We went to the Kamakhya temple on the first morning of our stay here. This was my second lesson in "How to loot naive and foolish devotees" (Ref: Kali Bari was the first).

As soon as you enter the sacred precints, people surround you, each urging you to deposit your shoes in their shops and then obviously pay them for the favour. Next come the priests. This part needs no explanation.

What is noticeable here is how the priests look exceptionally angry, all of them. They had this perrenial look of irritation on their faces.

GOD IS A VIP:

We were then asked to stand in the queue. There were two of them - one for the VIPs and the other for the low down crowd who couldn't afford a 100 rupee ticket. If the latter had to stand in the queue for four hours the former would be done within half that time.

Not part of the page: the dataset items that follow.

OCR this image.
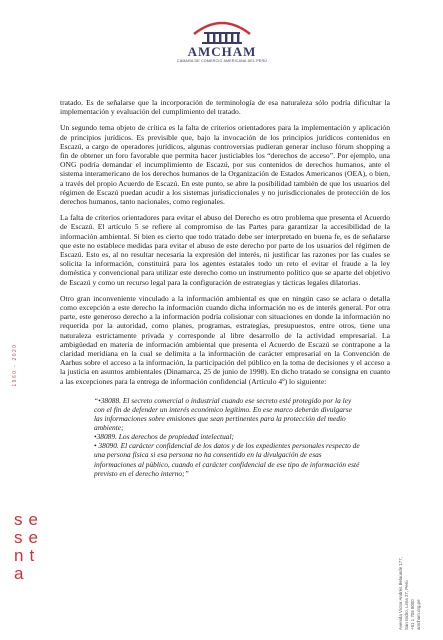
AMCHAM
CÁMARA DE COMERCIO AMERICANA DEL PERÚ

tratado. Es de señalarse que la incorporación de terminología de esa naturaleza sólo podría dificultar la implementación y evaluación del cumplimiento del tratado.

Un segundo tema objeto de crítica es la falta de criterios orientadores para la implementación y aplicación de principios jurídicos. Es previsible que, bajo la invocación de los principios jurídicos contenidos en Escazú, a cargo de operadores jurídicos, algunas controversias pudieran generar incluso fórum shopping a fin de obtener un foro favorable que permita hacer justiciables los “derechos de acceso”. Por ejemplo, una ONG podría demandar el incumplimiento de Escazú, por sus contenidos de derechos humanos, ante el sistema interamericano de los derechos humanos de la Organización de Estados Americanos (OEA), o bien, a través del propio Acuerdo de Escazú. En este punto, se abre la posibilidad también de que los usuarios del régimen de Escazú puedan acudir a los sistemas jurisdiccionales y no jurisdiccionales de protección de los derechos humanos, tanto nacionales, como regionales.

La falta de criterios orientadores para evitar el abuso del Derecho es otro problema que presenta el Acuerdo de Escazú. El artículo 5 se refiere al compromiso de las Partes para garantizar la accesibilidad de la información ambiental. Si bien es cierto que todo tratado debe ser interpretado en buena fe, es de señalarse que este no establece medidas para evitar el abuso de este derecho por parte de los usuarios del régimen de Escazú. Esto es, al no resultar necesaria la expresión del interés, ni justificar las razones por las cuales se solicita la información, constituirá para los agentes estatales todo un reto el evitar el fraude a la ley doméstica y convencional para utilizar este derecho como un instrumento político que se aparte del objetivo de Escazú y como un recurso legal para la configuración de estrategias y tácticas legales dilatorias.

Otro gran inconveniente vinculado a la información ambiental es que en ningún caso se aclara o detalla como excepción a este derecho la información cuando dicha información no es de interés general. Por otra parte, este generoso derecho a la información podría colisionar con situaciones en donde la información no requerida por la autoridad, como planes, programas, estrategias, presupuestos, entre otros, tiene una naturaleza estrictamente privada y corresponde al libre desarrollo de la actividad empresarial. La ambigüedad en materia de información ambiental que presenta el Acuerdo de Escazú se contrapone a la claridad meridiana en la cual se delimita a la información de carácter empresarial en la Convención de Aarhus sobre el acceso a la información, la participación del público en la toma de decisiones y el acceso a la justicia en asuntos ambientales (Dinamarca, 25 de junio de 1998). En dicho tratado se consigna en cuanto a las excepciones para la entrega de información confidencial (Artículo 4º) lo siguiente:

“•38088. El secreto comercial o industrial cuando ese secreto esté protegido por la ley con el fin de defender un interés económico legítimo. En ese marco deberán divulgarse las informaciones sobre emisiones que sean pertinentes para la protección del medio ambiente;

•38089. Los derechos de propiedad intelectual;

• 38090. El carácter confidencial de los datos y de los expedientes personales respecto de una persona física si esa persona no ha consentido en la divulgación de esas informaciones al público, cuando el carácter confidencial de ese tipo de información esté previsto en el derecho interno;”

1960 - 2020
se
se
nt
a	Avenida Víctor Andrés Belaúnde 177, San Isidro, Lima 27, Perú +51 1 705 8000 amcham.org.pe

But the angry men did not spare the VIP's either. While standing in the queue, one of the VIPs had the temerity to ask a priest why it was taking so long. The latter roared in response first, then came up with an ingenious solution - he pushed the questioning devotee roughly, so that the ones ahead were squashed and then proclaimed sarcastically "See, the queue has moved!"

GEOGRAPHY ANYONE?

After an hour of standing at one place, I wondered why I was doing this to myself. I, an ardent non-believer, was letting my legs kill me to see some water coming out of the ground. I surprise myself sometimes.

My production manager standing next to me said, "Hazaaron saalo se yeh paani aa raha hai...pata nahi kaise.." It seemed like a perfectly logical geographical phenomenon to me but whatever..

The line finally moved and we were led into an underground cave. People had scibbled their names all over with chalk, probably as a declaration of having survived the four hour ordeal.

We worshipped something, apparently an idol of the Kamakya goddes, but I couldn't see it because of the garlands. Then we went further down and were asked to put our hand inside a hole and touch the ever-present water.

HALAL

This place apparently is quite famous for its goat sacrifice rituals. Baby goats roam around the temple courtayard, almost equalling the priests in number. The ones looking cuter with marigolds around their necks were next in the slaughter queue.

WAITING TO BE FREED

Men and women - not the usual devotees - sat in an enclosure. I think they were aspiring pujaris or something. They were praying, their religious texts and rosaries in front of them. In front of their enclosure was a row of wooden cages where white pigeons were caged. The resemblance was striking.

Devotees would buy the pigeons and set them free. I wonder if one could pay money for the release of the inmates of the former enclosure too.

Strange part was that even after the pigeons were freed, they preferred to remain within the temple surroundings because they were well fed there. I guess it would be same in the case of their human counterparts as well.